For instance, in 1920, crime investigators turned to the Ouija board to try and solve the murder of a New York City gambler named Joseph Burton Elwell.

Then in 1921, The New York Times reported that a Chicago native was sent to a psychiatric hospital even though she tried to assert that she was sane. She had used her Ouija Board, and it told her to leave her mother’s dead body in the living room for 15 days before burying it.

Finally, in 1930, newspapers covered a story where two women from Buffalo, New York, murdered another at the behest of a Ouija Board. 

The Ouija Board Reputation Is Changed Forever

The most significant change in perception perhaps came from pop culture.

For example, in the 1973 horror movie The Exorcist, a young girl is possessed by a demon, and the only way to save her is to perform an exorcism. The film suggests that the girl’s possession was caused by using a Ouija board. This film profoundly affected how people viewed the Ouija board, and its reputation changed, convincing them that it was associated with evil.

Throughout the 1980s, there was a massive fear of spiritualism and Ouija boards as they were associated with evil, demonic possession, and nefarious deeds. Christians believed that Ouija boards revealed information that only God should know, which means it’s a tool for the Devil

Modern Ouija Board Associations

The popularity of the Ouija board waned in the 1990s as people became more interested in video games and less interested in spiritualism.

But in the 2000s, there was a resurgence thanks to films like The Blair Witch Project and Paranormal Activity. These movies helped fuel the public’s interest in the supernatural and Ouija boards and TV shows like Breaking Bad and Stranger Things.
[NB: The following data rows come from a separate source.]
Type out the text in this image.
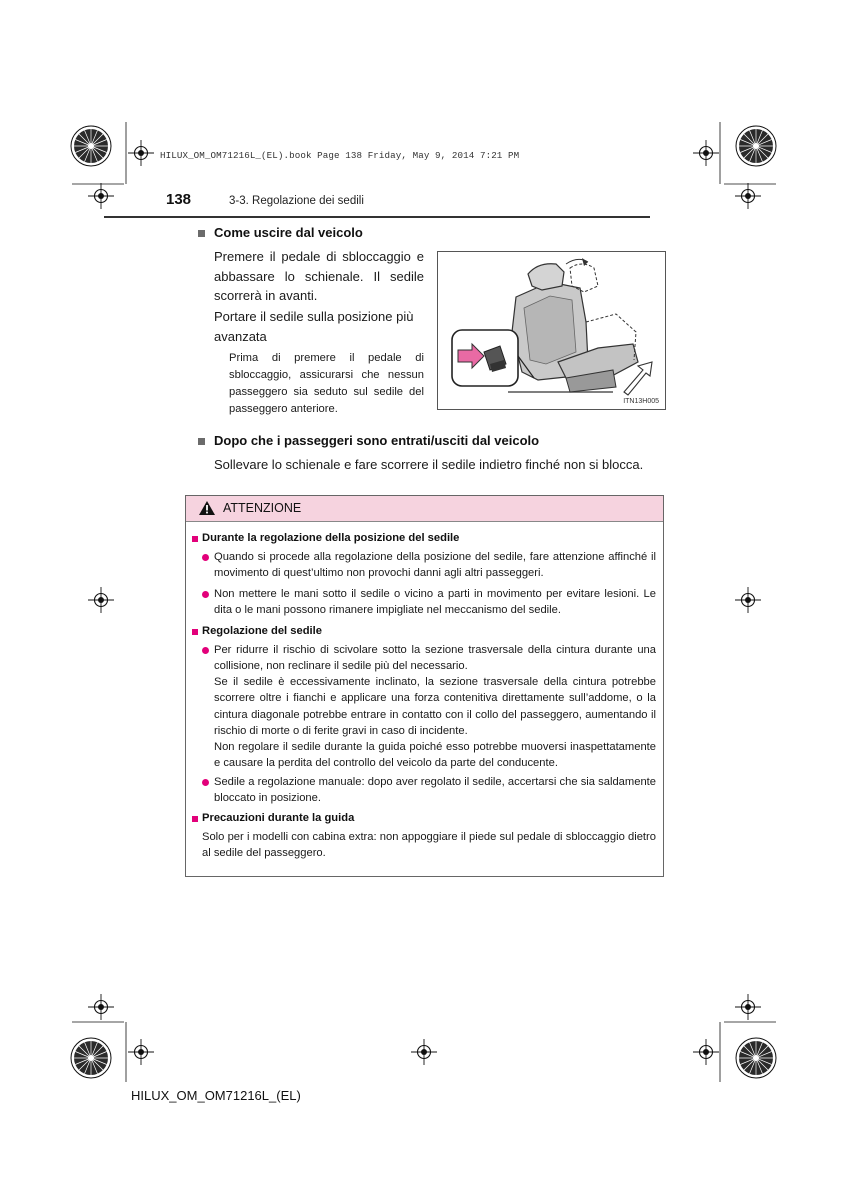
HILUX_OM_OM71216L_(EL).book Page 138 Friday, May 9, 2014 7:21 PM
138	3-3. Regolazione dei sedili
Come uscire dal veicolo
Premere il pedale di sbloccaggio e abbassare lo schienale. Il sedile scorrerà in avanti.
Portare il sedile sulla posizione più avanzata
Prima di premere il pedale di sbloccaggio, assicurarsi che nessun passeggero sia seduto sul sedile del passeggero anteriore.
ITN13H005
Dopo che i passeggeri sono entrati/usciti dal veicolo
Sollevare lo schienale e fare scorrere il sedile indietro finché non si blocca.
ATTENZIONE
Durante la regolazione della posizione del sedile
Quando si procede alla regolazione della posizione del sedile, fare attenzione affinché il movimento di quest’ultimo non provochi danni agli altri passeggeri.
Non mettere le mani sotto il sedile o vicino a parti in movimento per evitare lesioni. Le dita o le mani possono rimanere impigliate nel meccanismo del sedile.
Regolazione del sedile
Per ridurre il rischio di scivolare sotto la sezione trasversale della cintura durante una collisione, non reclinare il sedile più del necessario.
Se il sedile è eccessivamente inclinato, la sezione trasversale della cintura potrebbe scorrere oltre i fianchi e applicare una forza contenitiva direttamente sull’addome, o la cintura diagonale potrebbe entrare in contatto con il collo del passeggero, aumentando il rischio di morte o di ferite gravi in caso di incidente.
Non regolare il sedile durante la guida poiché esso potrebbe muoversi inaspettatamente e causare la perdita del controllo del veicolo da parte del conducente.
Sedile a regolazione manuale: dopo aver regolato il sedile, accertarsi che sia saldamente bloccato in posizione.
Precauzioni durante la guida
Solo per i modelli con cabina extra: non appoggiare il piede sul pedale di sbloccaggio dietro al sedile del passeggero.
HILUX_OM_OM71216L_(EL)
While the Ouija board’s reputation has changed over the years, it is still a popular game and tool for many people who use it for harmless fun or to satisfy a curiosity about the supernatural. However, there are still those who believe that the Ouija board is evil and should be avoided. Nevertheless, the Ouija board is a fascinating part of pop culture and history, whatever your beliefs may be.